If I Had a Hi-Fi is the sixth studio album by American alternative rock band Nada Surf. It was released on June 8, 2010 on Mardev Records. It consists only of covers chosen by the band members themselves.

The album title is a palindrome.

Track listing
Original artists in brackets

"Electrocution" (Bill Fox) – 3:13
"Enjoy the Silence" (Depeche Mode) – 3:21
"Love Goes On!" (The Go-Betweens) – 3:02
"Janine" (Arthur Russell) – 1:04
"You Were So Warm" (Dwight Twilley) – 2:48
"Love and Anger" (Kate Bush) – 4:50
"The Agony of Laffitte" (Spoon) – 3:50
"Bye Bye Beauté" (Coralie Clément) – 3:37
"Question" (The Moody Blues) – 5:17
"Bright Side" (Soft Pack) – 3:06
"Evolución" (Mercromina) – 5:10
"I Remembered What I Was Going to Say" (The Silly Pillows) – 1:52
"Conquering Fox (Lino Mix)" - 6:34 (vinyl only bonus track)
"Conquering Fox (Dr.

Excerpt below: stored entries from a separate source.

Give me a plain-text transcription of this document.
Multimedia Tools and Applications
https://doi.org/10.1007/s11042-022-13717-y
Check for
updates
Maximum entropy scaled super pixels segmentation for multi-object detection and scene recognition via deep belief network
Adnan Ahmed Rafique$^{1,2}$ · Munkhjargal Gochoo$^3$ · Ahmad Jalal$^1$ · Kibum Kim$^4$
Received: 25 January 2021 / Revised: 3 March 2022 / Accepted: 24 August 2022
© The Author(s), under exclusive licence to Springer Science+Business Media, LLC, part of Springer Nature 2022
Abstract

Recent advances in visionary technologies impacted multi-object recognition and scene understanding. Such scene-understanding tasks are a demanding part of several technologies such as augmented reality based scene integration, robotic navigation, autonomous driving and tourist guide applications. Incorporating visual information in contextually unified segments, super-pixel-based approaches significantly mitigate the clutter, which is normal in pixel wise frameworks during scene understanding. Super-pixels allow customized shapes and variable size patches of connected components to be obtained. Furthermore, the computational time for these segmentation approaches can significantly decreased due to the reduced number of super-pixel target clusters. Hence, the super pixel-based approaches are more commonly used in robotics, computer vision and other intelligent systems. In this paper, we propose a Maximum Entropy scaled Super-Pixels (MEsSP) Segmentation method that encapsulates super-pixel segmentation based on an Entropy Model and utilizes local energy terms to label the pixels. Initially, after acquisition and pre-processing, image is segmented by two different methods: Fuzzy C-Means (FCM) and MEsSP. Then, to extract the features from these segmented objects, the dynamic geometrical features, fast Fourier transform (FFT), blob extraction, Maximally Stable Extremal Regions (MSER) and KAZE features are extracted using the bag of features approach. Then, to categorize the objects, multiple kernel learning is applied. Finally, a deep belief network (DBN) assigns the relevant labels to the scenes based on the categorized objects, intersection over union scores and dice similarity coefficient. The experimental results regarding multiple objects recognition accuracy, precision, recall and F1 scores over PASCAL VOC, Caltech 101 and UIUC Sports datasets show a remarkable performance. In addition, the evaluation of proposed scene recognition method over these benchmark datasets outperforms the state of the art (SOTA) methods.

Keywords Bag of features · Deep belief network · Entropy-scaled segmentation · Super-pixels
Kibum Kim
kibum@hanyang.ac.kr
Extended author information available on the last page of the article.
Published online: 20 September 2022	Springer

Isreal Mix) - 6:15 (vinyl only bonus track)
"Lexicon Dub" - (vinyl only bonus track)

Personnel:
Matthew Caws - vocals, guitar
Daniel Lorca - bass guitar, vocals
Ira Elliot - drums, vocals
additional personnel:
Doug Gillard - guitar
Joe McGinty - keyboards
Louie Lino - programming
Philip Peterson & Victoria Parker - string arrangements

Mixed by:
Joe Agnello at Head Gear, Brooklyn on 1, 5 & 10.
John Goodmanson at Bogroll, Seattle on 2, 3, 6, 9 & 11.
Louie Lino at Resonate, Austin on 4, 7, & 12.
Tom Beaujour at Nuthouse, Hoboken on 8.

Mastered by George Marino at Sterling Sound, assisted by Ryan Smith.